Next Customer Please

Published by Darren Seeley on Wednesday 30 November 2011

I realise now it is a strange behaviour but I cannot unlearn it. 

I have tried, truly tried and in my battle I have approached a place which felt very much like the margin of irrationality.  A checkpoint beyond which a worryingly few number of footsteps would put me in the very heartlands of Obsessive Compulsive Disorder.

I know that everyone does it, is obliged to in fact, but separating my shopping from others' on a supermarket checkout conveyor belt is imperative to my mental health. 

I will fidget nervously until one of the plastic dividers becomes available, and where there are many fellow shoppers with a small amount of items, the barriers are few and far between.  Such transience can tempt me to try stealing one from the adjacent checkout which may be, depending on the shop layout,  tantalisingly close to my errant hand; but this is often futile, as the same uncomfortable event is also happening to my comrades on this checkout. 

As others in front complete their transactions, time is running out for me as the checkout person begins to scan the shopping of the person directly in front of me.  I look around the shop hurriedly expecting to see a multitude of faces mirroring my panic, or perhaps at the very least a manager racing towards me holding aloft an emergency plastic divider.

When the manager doesn’t appear my only option is to hold back my shopping on the moving conveyor belt with one arm or tumble the leading items to a place further back in the line thus increasing the gap and demonstrating incontrovertible ownership.

What am I afraid of?  That someone will buy my shopping? 

Or perhaps, I am worried that I will lose a particular item that cannot be replaced?  What if it was the only one left on the shelf.  But then this would not happen because like others I'm sure,  I eye the last godforsaken item on the supermarket shelf with a deep suspicion.   They are usually over thumbed and at worst, have been injected with poison by madmen.   Like the biscuit aisle on pension day, they are best avoided.

No it seems to be a issue of possession,  and the oddity of whilst having chosen items to one's own personal specification from the supermarket shelves, they do not actually belong to you until the final payment has been made at the checkout.

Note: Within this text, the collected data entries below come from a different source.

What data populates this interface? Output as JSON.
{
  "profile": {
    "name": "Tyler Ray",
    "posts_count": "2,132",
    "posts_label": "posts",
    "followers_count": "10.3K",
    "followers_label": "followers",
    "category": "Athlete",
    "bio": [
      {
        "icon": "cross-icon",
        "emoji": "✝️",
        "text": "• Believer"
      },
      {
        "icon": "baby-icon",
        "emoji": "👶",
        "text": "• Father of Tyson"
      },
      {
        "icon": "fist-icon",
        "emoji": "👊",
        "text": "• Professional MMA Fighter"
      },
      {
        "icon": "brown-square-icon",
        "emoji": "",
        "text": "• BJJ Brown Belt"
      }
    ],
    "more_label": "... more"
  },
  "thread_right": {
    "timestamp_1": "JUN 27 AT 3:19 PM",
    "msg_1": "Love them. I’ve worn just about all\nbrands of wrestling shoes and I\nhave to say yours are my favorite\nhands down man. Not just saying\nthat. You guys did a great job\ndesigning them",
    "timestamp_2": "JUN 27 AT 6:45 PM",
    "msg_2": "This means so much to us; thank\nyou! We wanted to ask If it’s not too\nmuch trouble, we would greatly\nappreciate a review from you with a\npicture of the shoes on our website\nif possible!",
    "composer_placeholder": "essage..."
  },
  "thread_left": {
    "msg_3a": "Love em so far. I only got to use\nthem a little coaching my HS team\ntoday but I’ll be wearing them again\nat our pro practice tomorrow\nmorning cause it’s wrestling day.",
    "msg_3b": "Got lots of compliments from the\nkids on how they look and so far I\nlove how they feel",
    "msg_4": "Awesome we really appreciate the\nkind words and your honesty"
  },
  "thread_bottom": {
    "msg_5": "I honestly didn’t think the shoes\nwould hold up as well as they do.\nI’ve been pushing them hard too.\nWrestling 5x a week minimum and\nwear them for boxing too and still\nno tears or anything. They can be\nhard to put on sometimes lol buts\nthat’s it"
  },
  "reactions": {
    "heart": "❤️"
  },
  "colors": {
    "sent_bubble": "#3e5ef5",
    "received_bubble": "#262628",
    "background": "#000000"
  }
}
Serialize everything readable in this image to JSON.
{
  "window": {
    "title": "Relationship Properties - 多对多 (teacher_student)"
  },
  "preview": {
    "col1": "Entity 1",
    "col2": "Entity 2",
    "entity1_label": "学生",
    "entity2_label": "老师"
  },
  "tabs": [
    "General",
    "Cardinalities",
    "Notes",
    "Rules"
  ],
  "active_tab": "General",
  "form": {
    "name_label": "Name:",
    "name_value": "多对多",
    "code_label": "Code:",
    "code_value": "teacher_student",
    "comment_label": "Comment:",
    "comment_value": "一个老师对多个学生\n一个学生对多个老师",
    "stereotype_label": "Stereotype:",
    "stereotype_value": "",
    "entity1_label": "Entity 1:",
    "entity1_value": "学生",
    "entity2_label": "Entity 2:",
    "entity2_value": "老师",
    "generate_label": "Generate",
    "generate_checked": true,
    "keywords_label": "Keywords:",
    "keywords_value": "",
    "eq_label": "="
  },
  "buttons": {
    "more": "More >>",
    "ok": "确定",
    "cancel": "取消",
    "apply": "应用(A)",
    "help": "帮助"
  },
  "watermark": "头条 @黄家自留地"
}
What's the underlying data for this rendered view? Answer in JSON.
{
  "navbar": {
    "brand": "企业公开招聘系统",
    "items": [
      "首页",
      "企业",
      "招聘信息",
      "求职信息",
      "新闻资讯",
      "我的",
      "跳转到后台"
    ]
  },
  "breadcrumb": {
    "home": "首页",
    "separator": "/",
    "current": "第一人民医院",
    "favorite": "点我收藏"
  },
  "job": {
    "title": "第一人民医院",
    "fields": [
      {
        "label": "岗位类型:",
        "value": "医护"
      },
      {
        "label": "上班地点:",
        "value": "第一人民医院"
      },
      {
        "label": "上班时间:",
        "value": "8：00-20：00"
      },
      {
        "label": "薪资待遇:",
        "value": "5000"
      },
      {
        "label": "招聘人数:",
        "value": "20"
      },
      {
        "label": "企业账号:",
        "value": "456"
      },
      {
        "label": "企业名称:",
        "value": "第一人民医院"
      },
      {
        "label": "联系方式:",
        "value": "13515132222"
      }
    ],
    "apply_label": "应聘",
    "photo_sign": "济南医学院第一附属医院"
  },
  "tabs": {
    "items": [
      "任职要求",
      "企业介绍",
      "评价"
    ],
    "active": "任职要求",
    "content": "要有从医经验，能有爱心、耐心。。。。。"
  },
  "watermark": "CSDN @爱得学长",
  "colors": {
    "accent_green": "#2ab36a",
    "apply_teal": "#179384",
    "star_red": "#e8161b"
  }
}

However, we do assume ownership immediately and would no more give away a can of soup from our trolley than allow someone else to try on a shirt we were holding in John Lewis, even if there were another five in similar size left on the rail. 

As soon as we've decided we do not want the can of soup though, or the shirt, the discounted nearly stale bread, we will leave it in the first convenient place in the shop with the justification that it doesn't belong to us.    

I have seen socks discarded next to chilled ready meals and wondered what it was about convenience food which prompted the shopper to realise they didn't need socks after all.  

Perhaps a Creole dish had given them visions of wandering barefoot in the sand of a Caribbean desert island, a place where socks would be frankly, ridiculous.   If I close my eyes I can imagine myself walking barefoot around that paradise; but I would be looking for a microwave.